The Commission called in its green paper on energy policy for a common approach to dealing with foreign suppliers, compulsory gas storage, more green energy and a powerful European energy regulator. These proposals received a mixed reception from national governments, but they clearly demonstrate the Barroso Commission’s determination to use energy policy to unite Europe’s free-marketeers with the integrationists.
The EU would clearly benefit from a coherent external energy policy. Although the Union as a whole is the world’s largest importer of oil, gas and coal, energy relationships with third countries are a matter of national sovereignty and remain within the competence of member states. Formulating a common external energy policy that draws on the full range of the EU’s internal and external capabilities, would substantially reinforce Europe’s position when speaking to key suppliers such as Russia and OPEC.
Compulsory gas storage would also make sense. All members of the International Energy Agency have to hold minimum oil reserves, but there is no such system for gas. Most EU member states have at least several months’ gas supply, but others like Ireland, Sweden and Finland have no gas stocks at all. This makes not only those countries vulnerable, but also those around them.
An EU wide electricity grid and network of gas pipelines could, in the longer term, also contribute to better energy management and improve security of supply. Since all power systems need spare capacity in case of supply disruptions or surges, the bundling together of Europe’s separate national and regional networks and the sharing of spare capacity could yield substantial efficiencies.
The EU’s member states have made it abundantly clear, though, that they are not ready for a European regulator and do not want to be told what kind of energy they should use. The Commission was left in no doubt at the European Council summits in March and June of this year that the choice of “energy mix” will remain a national decision; domestic electorates, the Commission was told, would not look favourably on Brussels telling them, for example, whether or not they should use nuclear energy. But what the Commission could do is to encourage the drafting of EU-wide safety standards for nuclear energy, so that when countries do decide to go nuclear, at least their neighbours would have fewer worries. The EU could also look more seriously at taxation policies that favour environmentally friendly investment and innovation thus spurring market forces, rather than obstructing them with unnecessary legislation.

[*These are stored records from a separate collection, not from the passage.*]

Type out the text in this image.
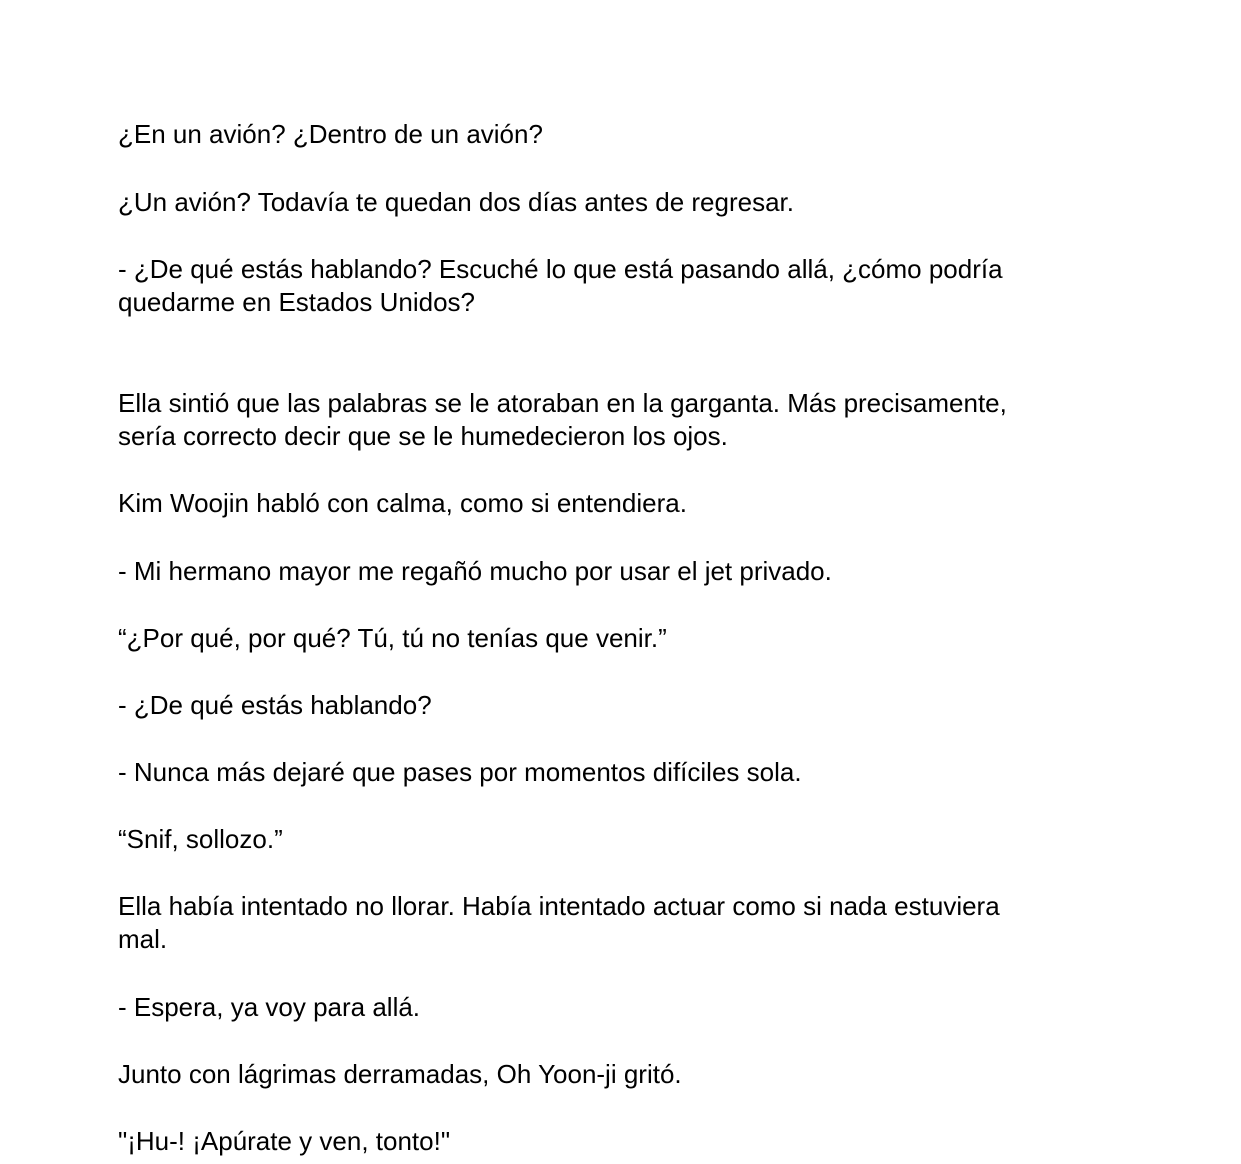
¿En un avión? ¿Dentro de un avión?

¿Un avión? Todavía te quedan dos días antes de regresar.

- ¿De qué estás hablando? Escuché lo que está pasando allá, ¿cómo podría
quedarme en Estados Unidos?

Ella sintió que las palabras se le atoraban en la garganta. Más precisamente,
sería correcto decir que se le humedecieron los ojos.

Kim Woojin habló con calma, como si entendiera.

- Mi hermano mayor me regañó mucho por usar el jet privado.

“¿Por qué, por qué? Tú, tú no tenías que venir.”

- ¿De qué estás hablando?

- Nunca más dejaré que pases por momentos difíciles sola.

“Snif, sollozo.”

Ella había intentado no llorar. Había intentado actuar como si nada estuviera
mal.

- Espera, ya voy para allá.

Junto con lágrimas derramadas, Oh Yoon-ji gritó.

"¡Hu-! ¡Apúrate y ven, tonto!"
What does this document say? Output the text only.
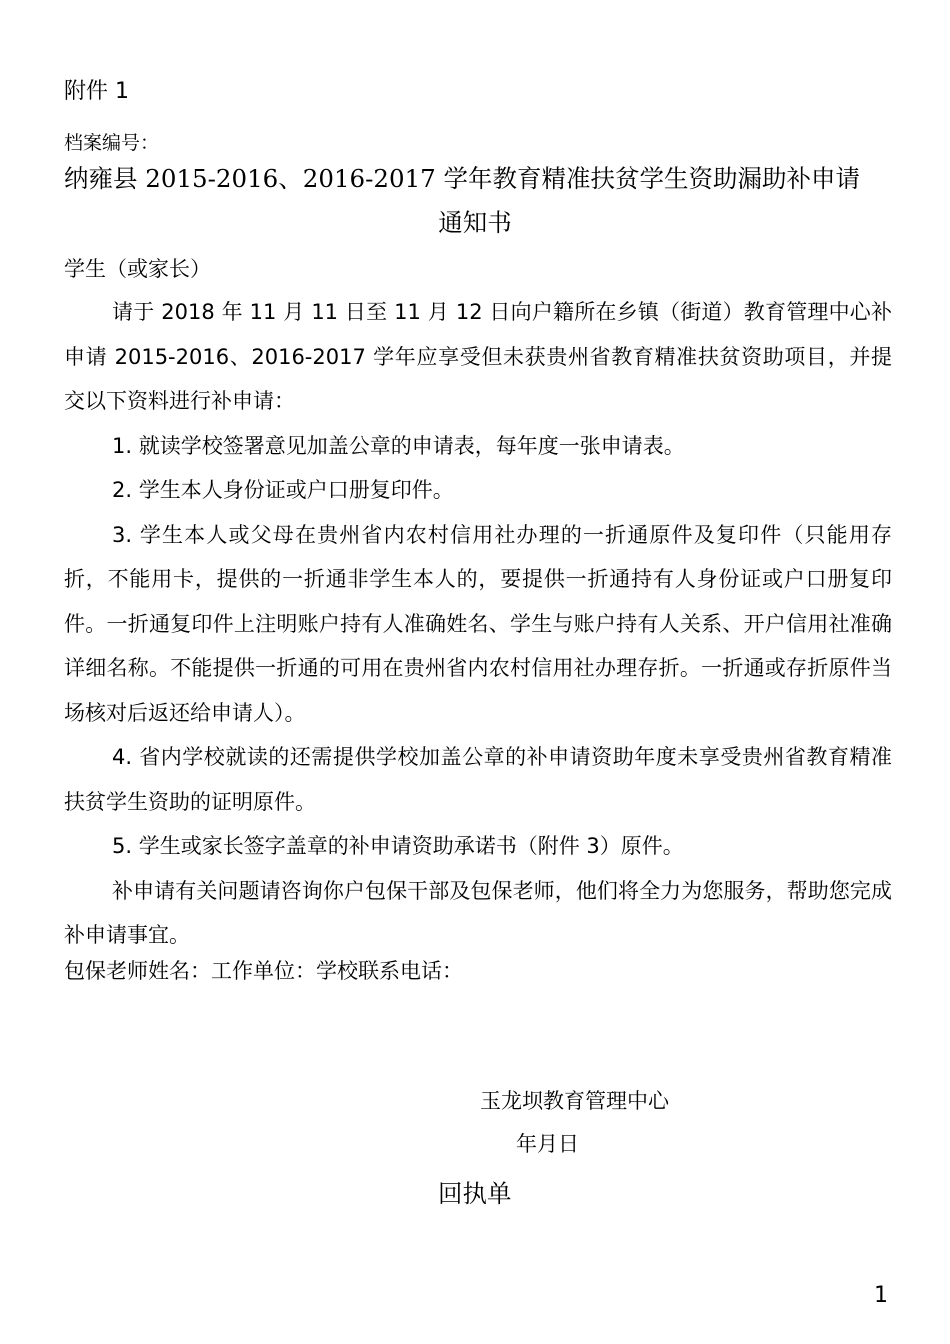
附件 1
档案编号：
纳雍县 2015-2016、2016-2017 学年教育精准扶贫学生资助漏助补申请
通知书
学生（或家长）

请于 2018 年 11 月 11 日至 11 月 12 日向户籍所在乡镇（街道）教育管理中心补申请 2015-2016、2016-2017 学年应享受但未获贵州省教育精准扶贫资助项目，并提交以下资料进行补申请：

1. 就读学校签署意见加盖公章的申请表，每年度一张申请表。

2. 学生本人身份证或户口册复印件。

3. 学生本人或父母在贵州省内农村信用社办理的一折通原件及复印件（只能用存折，不能用卡，提供的一折通非学生本人的，要提供一折通持有人身份证或户口册复印件。一折通复印件上注明账户持有人准确姓名、学生与账户持有人关系、开户信用社准确详细名称。不能提供一折通的可用在贵州省内农村信用社办理存折。一折通或存折原件当场核对后返还给申请人）。

4. 省内学校就读的还需提供学校加盖公章的补申请资助年度未享受贵州省教育精准扶贫学生资助的证明原件。

5. 学生或家长签字盖章的补申请资助承诺书（附件 3）原件。

补申请有关问题请咨询你户包保干部及包保老师，他们将全力为您服务，帮助您完成补申请事宜。

包保老师姓名：工作单位：学校联系电话：
玉龙坝教育管理中心
年月日
回执单
1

That the EU is now making a renewed push for liberalisation in the hopes of pushing energy prices lower is a positive development. And that it is looking to enhance efforts in other areas of energy policy is also good. But it is one thing to curb bad behaviour, and quite another to bring about good behaviour. In tackling issues related to security of supply there are gains to be had from the Commission and EU member states joining forces. But in developing a new policy, the third key ingredient, market forces, must not be forgotten. Market forces will be crucial to attaining the goal of an affordable, sustainable, competitive and secure energy supply for Europe.